This is question 5 on page 20 of the book Complex Analysis by Lars Ahlfors. I have no idea how to answer that problem:
Find the radius of the spherical image of the circle in the plane whose center is $a$ and radius is $R$.
Here spherical image means: the image of a subset of complex numbers under the identification of the complex plane with the sphere $\Bbb S^2$ (the Riemann sphere) by stereographic projection:
Thanks.
Best Answer
As you can see from the picture, the geometry is symmetric about the vertical axis, in other words the answer depends only on $R$ and $A=|a|$. So if we take our circle to be centered on the $x$-axis, as @Hagen has suggested, we only need to look at the intersection of the picture with the $(x,z)$-plane.
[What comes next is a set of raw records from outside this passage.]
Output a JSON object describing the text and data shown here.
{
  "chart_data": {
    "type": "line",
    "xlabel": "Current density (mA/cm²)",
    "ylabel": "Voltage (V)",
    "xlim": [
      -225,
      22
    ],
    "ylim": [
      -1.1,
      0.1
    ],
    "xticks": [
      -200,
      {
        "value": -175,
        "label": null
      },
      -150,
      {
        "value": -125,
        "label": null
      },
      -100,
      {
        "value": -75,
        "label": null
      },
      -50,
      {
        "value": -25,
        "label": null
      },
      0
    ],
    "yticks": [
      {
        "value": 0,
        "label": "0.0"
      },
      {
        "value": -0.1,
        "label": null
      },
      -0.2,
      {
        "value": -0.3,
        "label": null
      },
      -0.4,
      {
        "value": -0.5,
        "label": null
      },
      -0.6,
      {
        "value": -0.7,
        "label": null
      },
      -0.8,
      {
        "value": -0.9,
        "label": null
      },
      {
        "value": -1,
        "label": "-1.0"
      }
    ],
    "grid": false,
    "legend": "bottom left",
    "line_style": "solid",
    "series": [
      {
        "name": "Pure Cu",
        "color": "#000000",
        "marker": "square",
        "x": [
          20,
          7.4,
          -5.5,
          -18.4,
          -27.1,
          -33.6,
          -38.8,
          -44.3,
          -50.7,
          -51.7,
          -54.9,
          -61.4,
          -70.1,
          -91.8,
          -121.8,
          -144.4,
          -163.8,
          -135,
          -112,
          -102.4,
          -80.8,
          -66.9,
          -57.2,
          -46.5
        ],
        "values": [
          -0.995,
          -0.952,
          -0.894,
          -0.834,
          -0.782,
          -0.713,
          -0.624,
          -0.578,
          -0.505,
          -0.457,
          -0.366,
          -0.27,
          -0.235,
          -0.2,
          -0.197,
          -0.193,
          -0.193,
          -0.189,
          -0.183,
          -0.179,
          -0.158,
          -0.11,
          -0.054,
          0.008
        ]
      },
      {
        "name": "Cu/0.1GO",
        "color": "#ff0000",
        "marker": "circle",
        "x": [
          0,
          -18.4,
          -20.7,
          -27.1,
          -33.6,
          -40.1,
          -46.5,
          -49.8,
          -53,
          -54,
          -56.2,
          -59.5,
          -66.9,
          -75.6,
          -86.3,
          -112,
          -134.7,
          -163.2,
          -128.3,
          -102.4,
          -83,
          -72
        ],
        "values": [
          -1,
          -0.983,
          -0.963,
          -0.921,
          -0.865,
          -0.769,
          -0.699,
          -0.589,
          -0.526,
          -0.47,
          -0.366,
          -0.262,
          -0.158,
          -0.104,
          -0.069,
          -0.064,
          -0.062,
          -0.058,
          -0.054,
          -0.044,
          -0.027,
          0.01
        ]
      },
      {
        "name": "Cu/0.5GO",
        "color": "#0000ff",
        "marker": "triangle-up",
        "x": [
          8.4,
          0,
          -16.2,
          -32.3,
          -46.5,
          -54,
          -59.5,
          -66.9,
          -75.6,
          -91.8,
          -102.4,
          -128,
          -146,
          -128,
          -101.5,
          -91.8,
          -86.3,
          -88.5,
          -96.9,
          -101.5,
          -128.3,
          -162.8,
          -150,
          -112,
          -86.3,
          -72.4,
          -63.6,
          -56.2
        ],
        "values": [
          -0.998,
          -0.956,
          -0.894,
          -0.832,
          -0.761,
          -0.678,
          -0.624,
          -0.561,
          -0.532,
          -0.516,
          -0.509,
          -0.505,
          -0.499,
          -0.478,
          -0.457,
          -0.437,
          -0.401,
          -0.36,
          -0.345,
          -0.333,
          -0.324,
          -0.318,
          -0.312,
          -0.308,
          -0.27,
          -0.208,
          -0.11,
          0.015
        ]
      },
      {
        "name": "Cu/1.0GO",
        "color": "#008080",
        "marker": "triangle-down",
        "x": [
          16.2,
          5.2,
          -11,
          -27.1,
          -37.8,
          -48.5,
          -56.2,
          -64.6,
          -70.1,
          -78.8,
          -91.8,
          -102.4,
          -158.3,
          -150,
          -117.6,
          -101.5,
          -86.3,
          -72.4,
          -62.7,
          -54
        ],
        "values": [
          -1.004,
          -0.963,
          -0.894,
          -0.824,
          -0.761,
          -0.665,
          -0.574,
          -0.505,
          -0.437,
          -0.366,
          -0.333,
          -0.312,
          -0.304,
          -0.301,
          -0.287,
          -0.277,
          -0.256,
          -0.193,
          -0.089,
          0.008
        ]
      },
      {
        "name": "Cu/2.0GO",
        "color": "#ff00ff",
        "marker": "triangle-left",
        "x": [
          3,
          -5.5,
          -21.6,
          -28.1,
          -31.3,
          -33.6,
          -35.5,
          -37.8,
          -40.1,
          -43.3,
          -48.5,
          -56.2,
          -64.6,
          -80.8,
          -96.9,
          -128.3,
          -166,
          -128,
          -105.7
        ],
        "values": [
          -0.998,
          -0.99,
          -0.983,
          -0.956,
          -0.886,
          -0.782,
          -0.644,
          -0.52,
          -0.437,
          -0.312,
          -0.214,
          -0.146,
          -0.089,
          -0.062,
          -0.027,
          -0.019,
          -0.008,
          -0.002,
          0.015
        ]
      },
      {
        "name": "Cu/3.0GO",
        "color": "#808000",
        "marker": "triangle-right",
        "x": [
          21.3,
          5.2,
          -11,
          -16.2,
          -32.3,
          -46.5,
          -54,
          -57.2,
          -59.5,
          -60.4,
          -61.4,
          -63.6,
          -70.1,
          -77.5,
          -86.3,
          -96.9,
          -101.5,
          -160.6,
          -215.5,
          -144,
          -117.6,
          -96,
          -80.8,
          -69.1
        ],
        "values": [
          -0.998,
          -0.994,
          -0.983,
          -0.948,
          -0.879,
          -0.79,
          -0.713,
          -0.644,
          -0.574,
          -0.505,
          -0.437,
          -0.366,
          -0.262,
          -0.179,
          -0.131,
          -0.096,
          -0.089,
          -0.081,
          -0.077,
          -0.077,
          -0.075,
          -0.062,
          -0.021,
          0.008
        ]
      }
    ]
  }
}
The map from the $x$-axis to the circle $x^2+z^2=1$ is: $$ \xi\mapsto \left(\frac{2\xi}{\xi^2+1},\frac{\xi^2-1}{\xi^2+1}\right)\,. $$ Now you have to plug in $A+R$ and $A-R$ for $\xi$, find the two points the formula gives you, and the distance between them is the diameter of the circle you want, again making use of @Hagen’s suggestion. Looks like very messy algebra, and I do wonder whether there’s a slicker way to do it.
I suppose I should boast that I learned this stuff out of Ahlfors’s book, with Ahlfors himself standing in front of the class. He was a superb teacher.